The restrictions correlated with a reduction in the rate of infections, such that by mid-September 2020 the 14 day case average was 44.4 rather than 63 predicted by the modelling done when they were introduced. Restrictions began to ease from that time.

On 26 October 2020, Victoria had recorded no new cases and no new deaths, its first day of no cases since early June. The achievement was called "Donut Day".

In 2021, further COVID-19 outbreaks in Victoria led to lockdowns being reinstated a further four times, with restrictions including a 9:00 pm–5:00 am curfew and 5 km travel limit reinstated for residents of metropolitan Melbourne.

In October 2021, Andrews was fined $400 for breaching face mask rules on two occasions, in both cases he walked through a car park at Parliament House to his press conference without wearing a mask.

IBAC investigation

In July 2022, IBAC, in collaboration with the Victorian Ombudsman, handed down their final report of Operation Watts, their investigation into allegations of misuse of electorate office and ministerial office staff and resources for branch stacking and other party-related activities by members of the Labor Party's Victorian branch.

Among other things, the report found that "unethical practices are embedded in the Victorian branch of the ALP and are systemic to all of the ALP's factions" and "that these practices have been approved or condoned by the party leadership for decades". Shortly after, IBAC Commissioner, The Hon Robert Redlich AM KC, confirmed that in saying "party leadership", he included Daniel Andrews and that Andrews, at a minimum, was aware of the conduct outlined in the investigation.

2022 state election

Andrews has indicated he will continue as the leader of the Victorian Labor Party and Victorian premier into the 2022 Victorian state election. If Andrews is re-elected in November 2022, he will be one of the longest-serving premiers in the state's history, being one of five leaders to serve more than 3,000 days in office.

Public opinion

In April 2020, 77% approved of Andrews' handling of the coronavirus pandemic; this was the third highest figure out of all of Australia's premiers. Andrews' approval ratings dropped due to the acceleration of Victoria's second wave of infections and harsh restrictions aimed at suppressing the spread of infections. A September 2020 Roy Morgan Research poll showed that 70% approved of the way Andrews was handling his job as Premier of Victoria, and a September 2020 Newspoll showed that 62% agreed that Andrews handled Victoria's COVID-19 response well.
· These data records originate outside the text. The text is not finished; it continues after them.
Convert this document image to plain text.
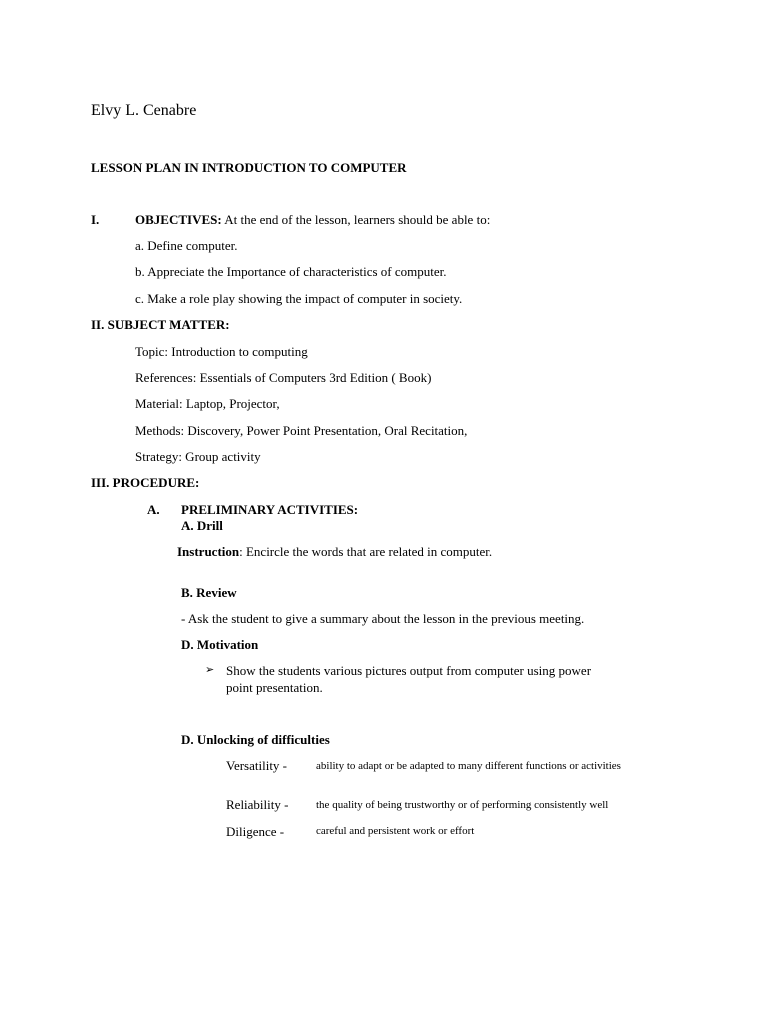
Elvy L. Cenabre
LESSON PLAN IN INTRODUCTION TO COMPUTER
I.	OBJECTIVES: At the end of the lesson, learners should be able to:
a. Define computer.
b. Appreciate the Importance of characteristics of computer.
c. Make a role play showing the impact of computer in society.
II. SUBJECT MATTER:
Topic: Introduction to computing
References: Essentials of Computers 3rd Edition ( Book)
Material: Laptop, Projector,
Methods: Discovery, Power Point Presentation, Oral Recitation,
Strategy: Group activity
III. PROCEDURE:
A. PRELIMINARY ACTIVITIES:
A. Drill
Instruction: Encircle the words that are related in computer.
B. Review
- Ask the student to give a summary about the lesson in the previous meeting.
D. Motivation
➢ Show the students various pictures output from computer using power
point presentation.
D. Unlocking of difficulties
Versatility -	ability to adapt or be adapted to many different functions or activities
Reliability -	the quality of being trustworthy or of performing consistently well
Diligence -	careful and persistent work or effort
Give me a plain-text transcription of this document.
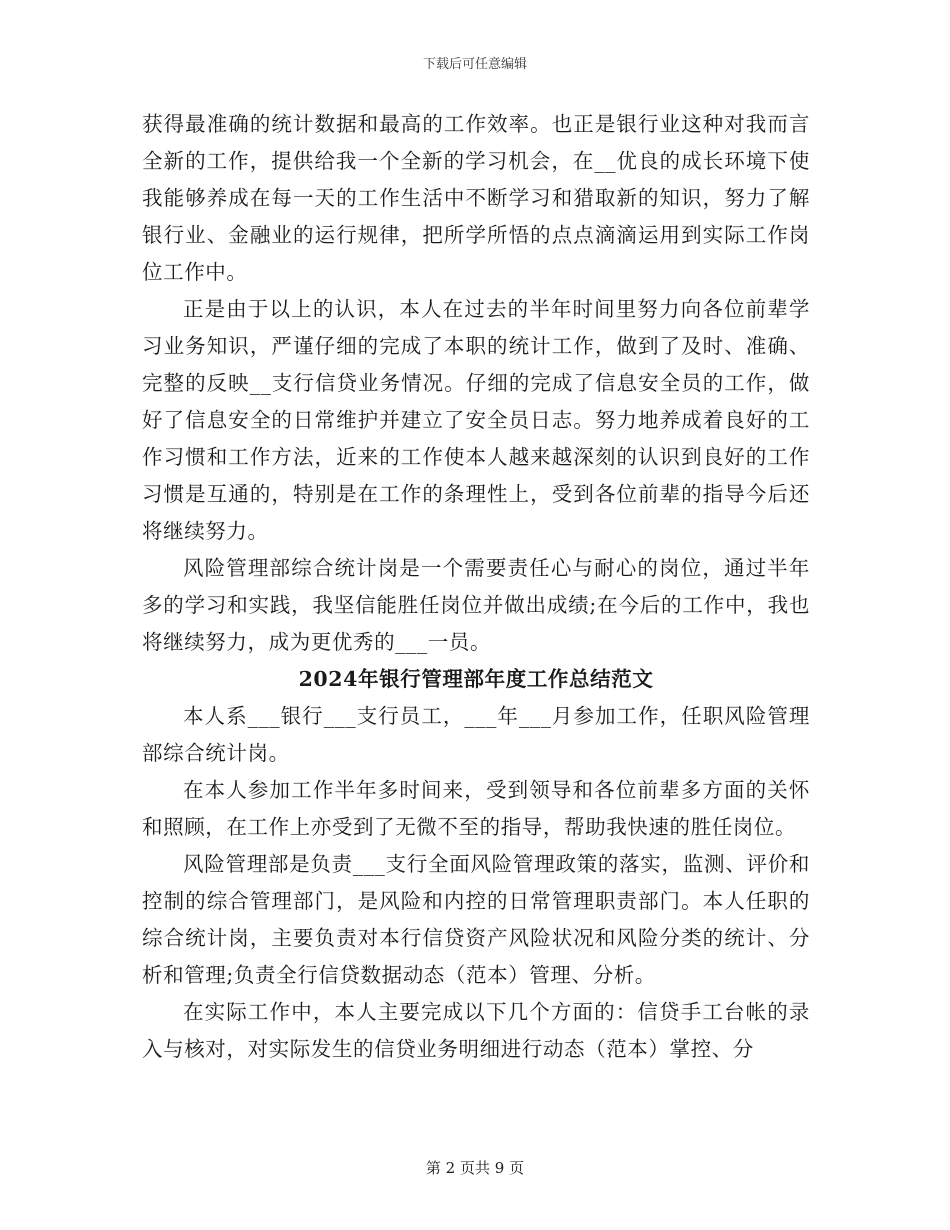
下载后可任意编辑

获得最准确的统计数据和最高的工作效率。也正是银行业这种对我而言全新的工作，提供给我一个全新的学习机会，在__优良的成长环境下使我能够养成在每一天的工作生活中不断学习和猎取新的知识，努力了解银行业、金融业的运行规律，把所学所悟的点点滴滴运用到实际工作岗位工作中。

正是由于以上的认识，本人在过去的半年时间里努力向各位前辈学习业务知识，严谨仔细的完成了本职的统计工作，做到了及时、准确、完整的反映__支行信贷业务情况。仔细的完成了信息安全员的工作，做好了信息安全的日常维护并建立了安全员日志。努力地养成着良好的工作习惯和工作方法，近来的工作使本人越来越深刻的认识到良好的工作习惯是互通的，特别是在工作的条理性上，受到各位前辈的指导今后还将继续努力。

风险管理部综合统计岗是一个需要责任心与耐心的岗位，通过半年多的学习和实践，我坚信能胜任岗位并做出成绩;在今后的工作中，我也将继续努力，成为更优秀的___一员。

2024年银行管理部年度工作总结范文

本人系___银行___支行员工，___年___月参加工作，任职风险管理部综合统计岗。

在本人参加工作半年多时间来，受到领导和各位前辈多方面的关怀和照顾，在工作上亦受到了无微不至的指导，帮助我快速的胜任岗位。

风险管理部是负责___支行全面风险管理政策的落实，监测、评价和控制的综合管理部门，是风险和内控的日常管理职责部门。本人任职的综合统计岗，主要负责对本行信贷资产风险状况和风险分类的统计、分析和管理;负责全行信贷数据动态（范本）管理、分析。

在实际工作中，本人主要完成以下几个方面的：信贷手工台帐的录入与核对，对实际发生的信贷业务明细进行动态（范本）掌控、分

第 2 页共 9 页
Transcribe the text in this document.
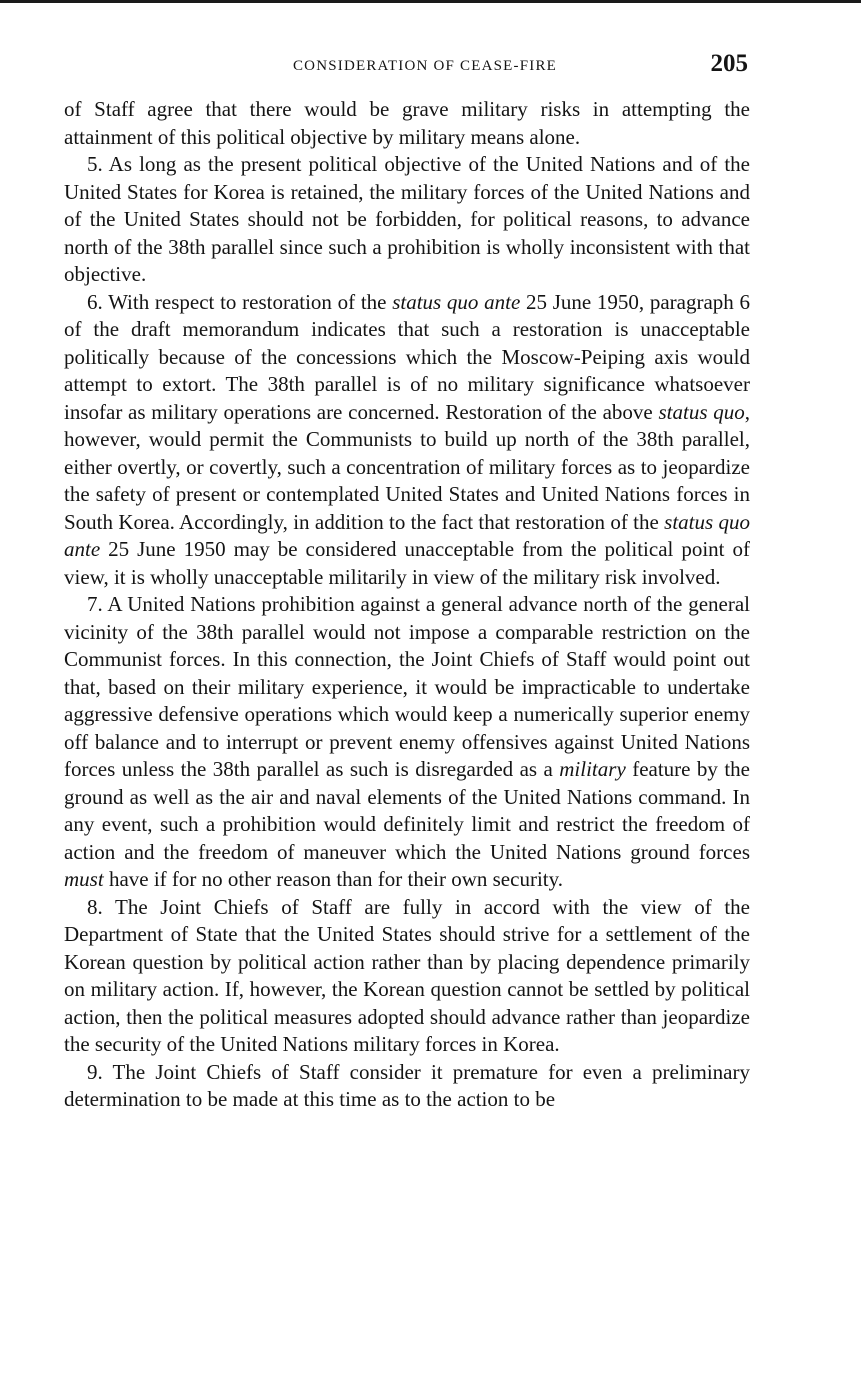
CONSIDERATION OF CEASE-FIRE	205

of Staff agree that there would be grave military risks in attempting the attainment of this political objective by military means alone.

5. As long as the present political objective of the United Nations and of the United States for Korea is retained, the military forces of the United Nations and of the United States should not be forbidden, for political reasons, to advance north of the 38th parallel since such a prohibition is wholly inconsistent with that objective.

6. With respect to restoration of the status quo ante 25 June 1950, paragraph 6 of the draft memorandum indicates that such a restoration is unacceptable politically because of the concessions which the Moscow-Peiping axis would attempt to extort. The 38th parallel is of no military significance whatsoever insofar as military operations are concerned. Restoration of the above status quo, however, would permit the Communists to build up north of the 38th parallel, either overtly, or covertly, such a concentration of military forces as to jeopardize the safety of present or contemplated United States and United Nations forces in South Korea. Accordingly, in addition to the fact that restoration of the status quo ante 25 June 1950 may be considered unacceptable from the political point of view, it is wholly unacceptable militarily in view of the military risk involved.

7. A United Nations prohibition against a general advance north of the general vicinity of the 38th parallel would not impose a comparable restriction on the Communist forces. In this connection, the Joint Chiefs of Staff would point out that, based on their military experience, it would be impracticable to undertake aggressive defensive operations which would keep a numerically superior enemy off balance and to interrupt or prevent enemy offensives against United Nations forces unless the 38th parallel as such is disregarded as a military feature by the ground as well as the air and naval elements of the United Nations command. In any event, such a prohibition would definitely limit and restrict the freedom of action and the freedom of maneuver which the United Nations ground forces must have if for no other reason than for their own security.

8. The Joint Chiefs of Staff are fully in accord with the view of the Department of State that the United States should strive for a settlement of the Korean question by political action rather than by placing dependence primarily on military action. If, however, the Korean question cannot be settled by political action, then the political measures adopted should advance rather than jeopardize the security of the United Nations military forces in Korea.

9. The Joint Chiefs of Staff consider it premature for even a preliminary determination to be made at this time as to the action to be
In November 2020, a Roy Morgan Research showed that Andrews' approval rating had increased by 9%, with 71% of Victorian electors approving of his handling of his job.

Andrews has held the preferred Premier rating consistently since his election in 2014.

Because of the strict measures his government took to surpress the spread of COVID-19, critics of Andrews have given him the nickname "Dictator Dan".

Political positions

Andrews is a member of Labor's socialist left faction. He is a republican, and supports replacing Australia's constitutional monarchy.

Personal life

Andrews married Catherine Kesik in 1998 and they now live in Mulgrave with their three children. Andrews had a Roman Catholic upbringing but his attachment to it has waned since and he rarely attends church.

On the morning of 9 March 2021, Andrews slipped and fell on wet stairs while on holiday on the Mornington Peninsula. He was taken to hospital where he was placed under intensive care. He suffered several broken ribs and a broken vertebra from the fall, but did not have any head injuries. Deputy Premier James Merlino was the Acting Premier until Andrews returned on 28 June 2021.

On 28 March 2022, it was reported that Andrews contracted COVID-19.